Pełny tekst orzeczenia

Sygn. akt III CSK 359/07
WYROK
W IMIENIU RZECZYPOSPOLITEJ POLSKIEJ
Dnia 9 maja 2008 r.
Sąd Najwyższy w składzie:
SSN Jan Górowski (przewodniczący, sprawozdawca)
SSN Zbigniew Kwaśniewski
SSN Elżbieta Skowrońska-Bocian
w sprawie z powództwa B. M.
przeciwko W. G. i A. G.
o rozwiązanie umowy dożywocia,
po rozpoznaniu na posiedzeniu niejawnym w Izbie Cywilnej w dniu 9 maja 2008 r.,
skargi kasacyjnej pozwanych od wyroku Sądu Apelacyjnego z dnia 23 lutego 2007 r.,
sygn. akt I ACa (…),
uchyla zaskarżony wyrok i przekazuje sprawę Sądowi Apelacyjnemu do
ponownego rozpoznania i orzeczenia o kosztach postępowania kasacyjnego.
Uzasadnienie
B. M. wniosła o rozwiązanie umowy dożywocia zawartej w dniu 12 sierpnia 1997 r.
Wyrokiem z dnia 11 września 2006 r. Sąd Okręgowy w N. powództwo uwzględnił.
Ustalił, że umową z dnia 12 sierpnia 1997 r. zawartą w formie aktu notarialnego powódka
przeniosła na rzecz pozwanych własność nieruchomości położonej w Z. przy ul Z. w
zamian za co W. i A. małżonkowie G. zobowiązali się do zapewnienia jej dożywotniego
2
utrzymania, przyjęcia jej jako domownika, dostarczenia wyżywienia, ubrania, mieszkania
światła i opału zapewnienia odpowiedniej pomocy i pielęgnowania w chorobie, jak też
sprawienia własnym kosztem pogrzebu. Poza tym pozwani ustanowili na rzecz powódki
służebność mieszkania lokalu nr (…) w budynku położonym na przedmiotowej
nieruchomości. Wartość przedmiotu umowy strony określiły na kwotę 200 000 zł, a
świadczeń dożywocia na kwotę 4000 zł. Po zawarciu umowy pozwany rozpoczął
generalny remont budynku, angażując duże środki pieniężne w tę inwestycję, w której
powódka partycypowała finansowo, nie wiedząc, że nie ma takiego obowiązku. Ponadto
powódka finansowała korepetycje córki pozwanych.
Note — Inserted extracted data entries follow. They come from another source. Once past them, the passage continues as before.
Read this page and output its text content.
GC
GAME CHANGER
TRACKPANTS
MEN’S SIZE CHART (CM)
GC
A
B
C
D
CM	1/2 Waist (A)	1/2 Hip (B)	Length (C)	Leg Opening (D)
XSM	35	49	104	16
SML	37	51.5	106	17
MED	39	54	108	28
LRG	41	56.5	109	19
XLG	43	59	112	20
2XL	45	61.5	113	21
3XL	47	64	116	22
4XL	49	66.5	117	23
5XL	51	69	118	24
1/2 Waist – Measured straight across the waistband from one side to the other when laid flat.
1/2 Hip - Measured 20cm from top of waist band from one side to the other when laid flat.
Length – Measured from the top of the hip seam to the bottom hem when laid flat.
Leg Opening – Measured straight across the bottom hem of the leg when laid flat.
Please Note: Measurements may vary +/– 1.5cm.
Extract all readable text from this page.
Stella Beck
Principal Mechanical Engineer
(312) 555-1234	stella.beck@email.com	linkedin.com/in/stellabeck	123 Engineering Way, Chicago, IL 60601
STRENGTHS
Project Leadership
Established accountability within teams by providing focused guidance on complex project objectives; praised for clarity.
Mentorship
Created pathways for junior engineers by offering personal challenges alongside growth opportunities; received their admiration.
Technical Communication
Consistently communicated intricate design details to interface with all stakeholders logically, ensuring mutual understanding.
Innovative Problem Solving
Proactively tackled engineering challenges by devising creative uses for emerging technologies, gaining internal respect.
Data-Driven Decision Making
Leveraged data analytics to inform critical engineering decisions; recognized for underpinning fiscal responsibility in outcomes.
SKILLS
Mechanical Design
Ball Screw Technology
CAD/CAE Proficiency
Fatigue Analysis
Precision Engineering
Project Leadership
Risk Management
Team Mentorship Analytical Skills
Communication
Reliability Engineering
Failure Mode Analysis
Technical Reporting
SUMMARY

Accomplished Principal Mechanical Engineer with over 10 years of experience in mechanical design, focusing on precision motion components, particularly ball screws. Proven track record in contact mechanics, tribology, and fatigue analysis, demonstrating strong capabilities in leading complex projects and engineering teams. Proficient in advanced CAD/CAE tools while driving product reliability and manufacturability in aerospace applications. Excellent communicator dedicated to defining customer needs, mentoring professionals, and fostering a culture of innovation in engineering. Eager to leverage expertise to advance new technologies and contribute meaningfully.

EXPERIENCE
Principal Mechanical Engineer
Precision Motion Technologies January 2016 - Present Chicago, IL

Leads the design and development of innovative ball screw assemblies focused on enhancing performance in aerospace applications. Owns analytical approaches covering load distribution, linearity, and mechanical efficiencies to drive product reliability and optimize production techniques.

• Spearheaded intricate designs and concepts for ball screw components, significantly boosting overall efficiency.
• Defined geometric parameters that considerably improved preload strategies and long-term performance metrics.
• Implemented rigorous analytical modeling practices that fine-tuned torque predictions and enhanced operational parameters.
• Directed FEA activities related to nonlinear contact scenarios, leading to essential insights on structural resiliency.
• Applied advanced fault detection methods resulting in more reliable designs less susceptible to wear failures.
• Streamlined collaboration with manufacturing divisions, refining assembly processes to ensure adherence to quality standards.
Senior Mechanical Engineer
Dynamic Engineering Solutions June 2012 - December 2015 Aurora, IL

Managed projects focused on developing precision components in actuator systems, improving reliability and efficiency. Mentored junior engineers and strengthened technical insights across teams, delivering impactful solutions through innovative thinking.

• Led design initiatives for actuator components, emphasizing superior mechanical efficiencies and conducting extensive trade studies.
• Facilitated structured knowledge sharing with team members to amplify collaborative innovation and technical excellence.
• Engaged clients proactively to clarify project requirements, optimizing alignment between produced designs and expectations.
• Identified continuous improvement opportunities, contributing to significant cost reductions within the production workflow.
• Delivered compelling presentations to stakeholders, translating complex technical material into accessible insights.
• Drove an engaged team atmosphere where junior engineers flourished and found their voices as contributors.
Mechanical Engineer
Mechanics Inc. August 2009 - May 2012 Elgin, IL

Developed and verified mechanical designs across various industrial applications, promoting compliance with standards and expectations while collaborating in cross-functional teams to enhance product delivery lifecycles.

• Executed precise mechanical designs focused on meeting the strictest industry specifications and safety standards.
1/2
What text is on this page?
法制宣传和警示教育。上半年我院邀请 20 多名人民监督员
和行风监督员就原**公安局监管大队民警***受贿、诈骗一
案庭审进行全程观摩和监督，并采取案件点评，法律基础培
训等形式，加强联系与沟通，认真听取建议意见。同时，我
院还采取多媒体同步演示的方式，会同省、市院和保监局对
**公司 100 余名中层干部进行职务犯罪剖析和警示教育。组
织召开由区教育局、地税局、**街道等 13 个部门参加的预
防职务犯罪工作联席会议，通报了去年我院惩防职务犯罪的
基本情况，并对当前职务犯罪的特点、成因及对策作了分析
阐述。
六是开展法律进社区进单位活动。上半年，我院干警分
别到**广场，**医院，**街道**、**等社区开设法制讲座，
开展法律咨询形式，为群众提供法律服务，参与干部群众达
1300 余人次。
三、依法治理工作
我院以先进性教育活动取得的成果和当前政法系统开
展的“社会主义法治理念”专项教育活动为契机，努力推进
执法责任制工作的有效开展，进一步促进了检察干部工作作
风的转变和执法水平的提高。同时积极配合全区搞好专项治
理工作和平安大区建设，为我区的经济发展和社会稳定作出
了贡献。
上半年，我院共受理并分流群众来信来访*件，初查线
Już na samym początku wspólnego zamieszkiwania doszło do awantury pomiędzy
powódką i pozwaną. A. G. oświadczyła wtedy B. M., że nie będzie „kuchtą” i że
dożywotniczka powinna się jej podporządkować. Pozwany poprosił wówczas, aby każda
z nich zamieszkała w swoim mieszkaniu, tj. powódka na parterze, zaś pozwani na
piętrze. Przez półtora roku stosunki pomiędzy stronami były neutralne. Dożywotniczka nie
otrzymywała od zobowiązanych żywności i ubrania, a świadczenia pozwanych
ograniczały się tylko w zasadzie do pokrywania opłat związanych z użytkowaniem domu.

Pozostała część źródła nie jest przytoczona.